Nicht nur defensiv stark: Die Cottbuser bejubeln das 1:0 durch Sergiu Radu (M).
Doch schlimmer als die erste Niederlage nach fünf Spielen und das Abrutschen auf den 15. Rang (31 Punkte) - nur noch einen Zähler von einem Abstiegsrang entfernt - traf die Eintracht die Schwere der Verletzung von Mittelfeldmann Preuß. «Christophs Ausfall tut mehr weh als die Niederlage. Wenn man sah, wie das Blut lief, war das schon ein Schock», meinte Christoph Spycher in den Katakomben der Commerzbank-Arena, während sein Teamkollege in einer Frankfurter Unfallklinik notoperiert wurde.
In dieser Saison wird die von Verletzungssorgen geplagte Eintracht möglicherweise nicht mehr mit Preuß, der eigentlich als Tor-des- Monats-Schütze für seinen spektakulären Fallrückzieher-Treffer beim 1:0-Sieg drei Wochen zuvor über Bayern München ausgezeichnet werden sollte, rechnen können. Und bereits am nächsten Spieltag kommt es beim Tabellen-16. Arminia Bielefeld zum nächsten Abstiegsendspiel.
«Wir müssen uns klar verbessern, um gegen die Mitbewerber bestehen zu können», forderte Heribert Bruchhagen, nachdem er die weiteren Gegentreffer durch Sergiu Radu (58.) und Vlad Munteanu (90+2) hatte mitansehen müssen.

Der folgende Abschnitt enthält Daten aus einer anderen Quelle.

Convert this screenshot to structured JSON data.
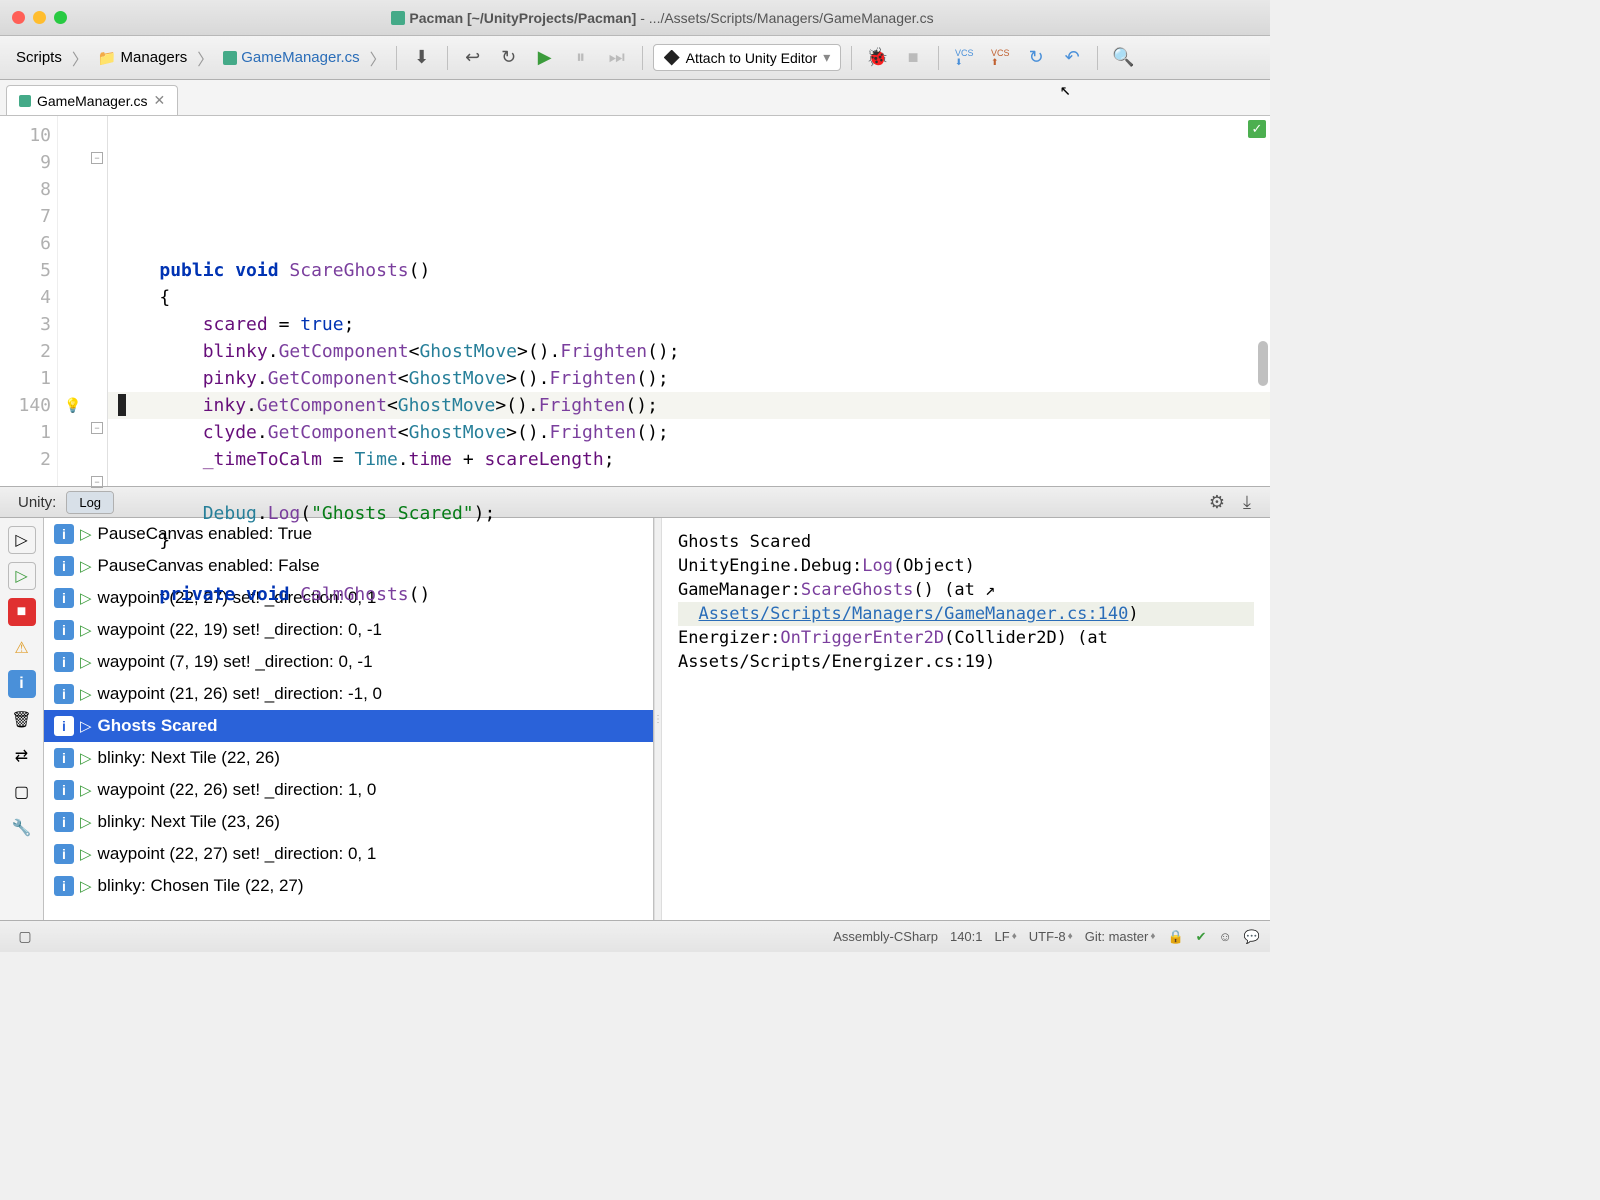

Dabei klang das, was der Vorstandsvorsitzende der Eintracht aufzählte, wie das Einmaleins des Fußballs. Aggressiver, mit mehr Behauptungswillen und mit mehr Raffinesse müsse Frankfurt spielen. «Wir sind kopflos angerannt», hieß es bei Trainer Friedhelm Funkel, der lediglich den zwischenzeitlichen Ausgleich durch den ansonsten enttäuschenden Alexander Meier (64.) vor 45 074 Zuschauern bejubeln durfte.
Von Kritik an möglicherweise mangelndem Teamgeist einiger seiner Akteure wollte Funkel nichts wissen. Der seit mehreren Wochen unzufriedene Angreifer Ioannis Amanatidis, der erst nach rund einer Stunde aufs Feld kam, befand diesbezüglich aber: «Teilweise habe ich das Gefühl.» Und auch Spycher forderte: «Wir müssen als Mannschaft noch enger zusammenrücken. Mit jedem Spiel ohne Dreier wird die Situation für uns unangenehmer.» Gegen Bielefeld wird zumindest Abwehrchef Sotirios Kirgiakos nach überstandener Gelbsperre auf jeden Fall wieder mit dabei sein.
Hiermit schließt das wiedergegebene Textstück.